Губернатор уверял, губернатор обещал. Губернатор пояснял через день:

– Поделать ничего нельзя: хозяева вольны отвечать и не отвечать, это ихнее право… Вот по гривенничку на рубль – они согласны…

Негодуя – отбросили подачку. Забастовку было решено продолжать.

Высылали фабриканты в разведку слуг своих – фабричных инспекторов. Старший губернский инспектор просил собраться обе стороны в мещанской управе и даже сам предложил совету рабочему выбрать на том заседании председателя – ишь ты, куда заметал. А потом – лисой… лисой… лисой…

– Вам, товарищи рабочие, самое удобное – это разобраться по фабрикам и вразбивку отстаивать свои требования.

– Мы же вам заявили на площади, – оборвали резко инспектора, – на то выбран совет, чтобы действовать дружно. Не бывать тому, чего хотите, и думать забудьте, господин инспектор…

Закусил инспектор удила – промолчал. Обсуждались требования, выработанные советом, – несколько десятков пунктов. Разбирали, поясняли, принимали. Среди заседанья прибежал кто-то от фабрикантов.

– В типографии требуется срочно отпечатать бумагу хозяину…

– Нельзя печатать!

– Но ему необходимо…

– Нам вот тоже тут необходимо: совет не разрешает печатать.

Масленой лисицей засластил было снова инспектор, хотел уговорить, убедить, но его и тут посадили:

– Обсуждайте пункты, господин инспектор, а насчет работы совет один справится: нельзя печатать!

Вспыхнул гневом инспектор, лязгнул в бессилье зубами и опять смолчал. Два его сопомощника тихо попыхивали глубоко припрятанным гневом.

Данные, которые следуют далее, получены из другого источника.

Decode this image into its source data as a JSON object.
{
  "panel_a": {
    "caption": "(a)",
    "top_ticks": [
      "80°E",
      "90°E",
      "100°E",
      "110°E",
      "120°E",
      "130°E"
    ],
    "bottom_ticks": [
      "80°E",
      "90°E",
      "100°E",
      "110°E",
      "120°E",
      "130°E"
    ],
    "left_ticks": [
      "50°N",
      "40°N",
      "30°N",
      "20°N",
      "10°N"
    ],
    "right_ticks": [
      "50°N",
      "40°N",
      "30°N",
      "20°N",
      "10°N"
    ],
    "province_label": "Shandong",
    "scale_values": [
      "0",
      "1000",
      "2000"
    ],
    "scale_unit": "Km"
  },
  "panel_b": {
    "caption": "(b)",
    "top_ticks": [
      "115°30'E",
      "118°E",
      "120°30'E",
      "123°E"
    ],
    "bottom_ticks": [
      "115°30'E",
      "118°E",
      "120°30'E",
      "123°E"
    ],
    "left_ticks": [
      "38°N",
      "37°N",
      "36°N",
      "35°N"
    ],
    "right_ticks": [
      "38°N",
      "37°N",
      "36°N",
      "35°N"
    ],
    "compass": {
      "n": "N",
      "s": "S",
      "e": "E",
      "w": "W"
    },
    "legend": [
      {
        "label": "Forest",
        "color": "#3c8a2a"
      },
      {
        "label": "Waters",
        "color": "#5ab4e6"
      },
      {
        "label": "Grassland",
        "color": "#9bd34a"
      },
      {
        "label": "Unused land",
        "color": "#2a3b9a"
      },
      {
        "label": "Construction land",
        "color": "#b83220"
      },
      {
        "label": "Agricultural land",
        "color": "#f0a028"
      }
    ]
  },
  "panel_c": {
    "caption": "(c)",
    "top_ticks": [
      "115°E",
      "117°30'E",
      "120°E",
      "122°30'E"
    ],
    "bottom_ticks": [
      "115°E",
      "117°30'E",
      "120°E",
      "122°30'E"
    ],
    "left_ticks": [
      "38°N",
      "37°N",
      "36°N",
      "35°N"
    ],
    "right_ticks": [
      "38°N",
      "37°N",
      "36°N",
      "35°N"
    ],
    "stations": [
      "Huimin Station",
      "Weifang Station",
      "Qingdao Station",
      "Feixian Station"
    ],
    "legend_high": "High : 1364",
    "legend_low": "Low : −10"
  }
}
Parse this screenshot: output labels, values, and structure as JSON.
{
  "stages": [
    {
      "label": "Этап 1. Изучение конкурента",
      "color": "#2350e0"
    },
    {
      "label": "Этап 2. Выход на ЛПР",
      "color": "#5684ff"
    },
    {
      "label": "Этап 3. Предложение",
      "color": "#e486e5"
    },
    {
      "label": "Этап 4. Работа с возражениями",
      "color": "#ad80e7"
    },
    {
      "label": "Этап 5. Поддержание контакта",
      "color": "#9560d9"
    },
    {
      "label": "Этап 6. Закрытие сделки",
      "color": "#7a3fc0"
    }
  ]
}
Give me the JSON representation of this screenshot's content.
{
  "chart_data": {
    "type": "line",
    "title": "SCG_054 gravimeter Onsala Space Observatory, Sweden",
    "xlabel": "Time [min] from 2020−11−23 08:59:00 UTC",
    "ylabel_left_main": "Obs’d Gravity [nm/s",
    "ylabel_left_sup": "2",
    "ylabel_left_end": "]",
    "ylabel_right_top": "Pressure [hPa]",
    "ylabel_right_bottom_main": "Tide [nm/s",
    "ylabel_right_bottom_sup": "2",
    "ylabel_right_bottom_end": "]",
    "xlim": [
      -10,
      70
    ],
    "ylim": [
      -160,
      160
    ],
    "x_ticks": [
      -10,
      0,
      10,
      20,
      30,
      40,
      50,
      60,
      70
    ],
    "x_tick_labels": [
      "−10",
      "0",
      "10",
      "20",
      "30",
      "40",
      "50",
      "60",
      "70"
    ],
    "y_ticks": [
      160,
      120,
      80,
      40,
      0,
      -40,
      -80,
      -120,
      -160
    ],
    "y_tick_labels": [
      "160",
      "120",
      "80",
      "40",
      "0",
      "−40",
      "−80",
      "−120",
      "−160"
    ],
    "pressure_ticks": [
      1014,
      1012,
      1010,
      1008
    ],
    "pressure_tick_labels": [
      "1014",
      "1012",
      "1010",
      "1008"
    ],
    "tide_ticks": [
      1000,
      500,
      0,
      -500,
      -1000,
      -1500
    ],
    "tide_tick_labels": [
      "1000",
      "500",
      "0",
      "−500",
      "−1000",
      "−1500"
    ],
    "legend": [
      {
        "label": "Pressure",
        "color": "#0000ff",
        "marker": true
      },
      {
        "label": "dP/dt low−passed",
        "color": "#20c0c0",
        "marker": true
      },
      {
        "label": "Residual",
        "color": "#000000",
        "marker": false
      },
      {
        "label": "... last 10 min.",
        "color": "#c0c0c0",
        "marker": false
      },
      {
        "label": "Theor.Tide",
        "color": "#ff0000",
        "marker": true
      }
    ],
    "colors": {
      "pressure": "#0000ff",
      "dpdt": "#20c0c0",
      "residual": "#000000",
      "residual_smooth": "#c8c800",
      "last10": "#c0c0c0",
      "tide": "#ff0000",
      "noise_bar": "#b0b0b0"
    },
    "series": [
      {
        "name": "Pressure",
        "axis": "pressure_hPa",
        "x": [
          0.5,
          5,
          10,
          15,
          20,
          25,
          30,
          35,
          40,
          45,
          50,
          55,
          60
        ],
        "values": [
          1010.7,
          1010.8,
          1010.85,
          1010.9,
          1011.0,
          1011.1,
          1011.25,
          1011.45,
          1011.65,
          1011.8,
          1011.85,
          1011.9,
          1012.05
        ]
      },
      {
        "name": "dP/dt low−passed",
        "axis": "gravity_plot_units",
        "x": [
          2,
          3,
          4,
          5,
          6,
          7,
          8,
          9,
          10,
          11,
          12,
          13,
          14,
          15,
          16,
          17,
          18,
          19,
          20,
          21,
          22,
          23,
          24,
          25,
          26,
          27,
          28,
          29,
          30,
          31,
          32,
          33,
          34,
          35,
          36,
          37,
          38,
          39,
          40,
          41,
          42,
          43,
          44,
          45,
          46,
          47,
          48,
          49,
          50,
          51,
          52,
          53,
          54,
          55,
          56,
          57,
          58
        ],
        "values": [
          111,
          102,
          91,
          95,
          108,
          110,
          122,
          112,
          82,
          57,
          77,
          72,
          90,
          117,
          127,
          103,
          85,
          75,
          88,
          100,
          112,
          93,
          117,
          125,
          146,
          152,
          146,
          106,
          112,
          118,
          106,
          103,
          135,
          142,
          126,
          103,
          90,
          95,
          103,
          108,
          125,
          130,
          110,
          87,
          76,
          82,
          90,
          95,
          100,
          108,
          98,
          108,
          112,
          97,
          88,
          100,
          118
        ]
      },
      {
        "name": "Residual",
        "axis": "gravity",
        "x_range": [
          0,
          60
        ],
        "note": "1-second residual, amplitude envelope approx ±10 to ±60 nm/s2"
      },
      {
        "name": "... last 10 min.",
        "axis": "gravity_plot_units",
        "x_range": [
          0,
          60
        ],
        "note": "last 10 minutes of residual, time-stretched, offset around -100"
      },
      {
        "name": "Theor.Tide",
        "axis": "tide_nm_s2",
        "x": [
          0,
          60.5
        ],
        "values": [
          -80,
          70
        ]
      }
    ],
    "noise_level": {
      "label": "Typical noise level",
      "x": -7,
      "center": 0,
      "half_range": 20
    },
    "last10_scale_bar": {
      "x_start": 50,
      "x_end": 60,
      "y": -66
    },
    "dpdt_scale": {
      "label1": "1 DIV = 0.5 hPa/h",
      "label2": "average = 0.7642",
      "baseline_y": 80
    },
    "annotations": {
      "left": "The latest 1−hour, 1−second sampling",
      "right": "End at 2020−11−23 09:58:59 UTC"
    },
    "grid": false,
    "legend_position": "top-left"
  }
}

Что б там ни было, пункты приняли. И политические приняли и фабрикантам всучили, а те похахалились:

– Учредительное собрание? Что же, можно, пожалуйста… Мы не возражаем, хоть завтра… А впрочем, с царем поговорите сначала, – может, он и не захочет. Ха-ха-ха!.. Что же вас касается по существу – гривенник на рубль и – более ни гроша!

А Бурылин, Гарелин ли Мефодка, треснул по дубовому столу кулачищем:

– В Уводи все деньги стоплю… По миру сам пойду, а не дам ни гроша подлецам; пущай дохнут, лучше работу не кидают. Против своего хозяйского слова – шагу не ступлю. Што сказано – свято!

Дикие речи сумасбродного толстосума доходили до рабочих, и в гневной ярости слушали они те слова:

– Забастовку продолжать! На работу не вступать! Врут, гады, – сдадут!

Обе стороны крепки были – каждая по-своему.

Совет собирался в мещанской управе, открытые митинги каждый день собирались на городской управской площади. Скоро объявили власти, что митинги по городу одна помеха – собранья вынесли на Талку.

Скоро власти заявили, что протоколы советских заседаний надо им присылать на просмотр. Посмеялись, плюнули на полицейскую бумажонку – и заседания совета перекинули на Талку.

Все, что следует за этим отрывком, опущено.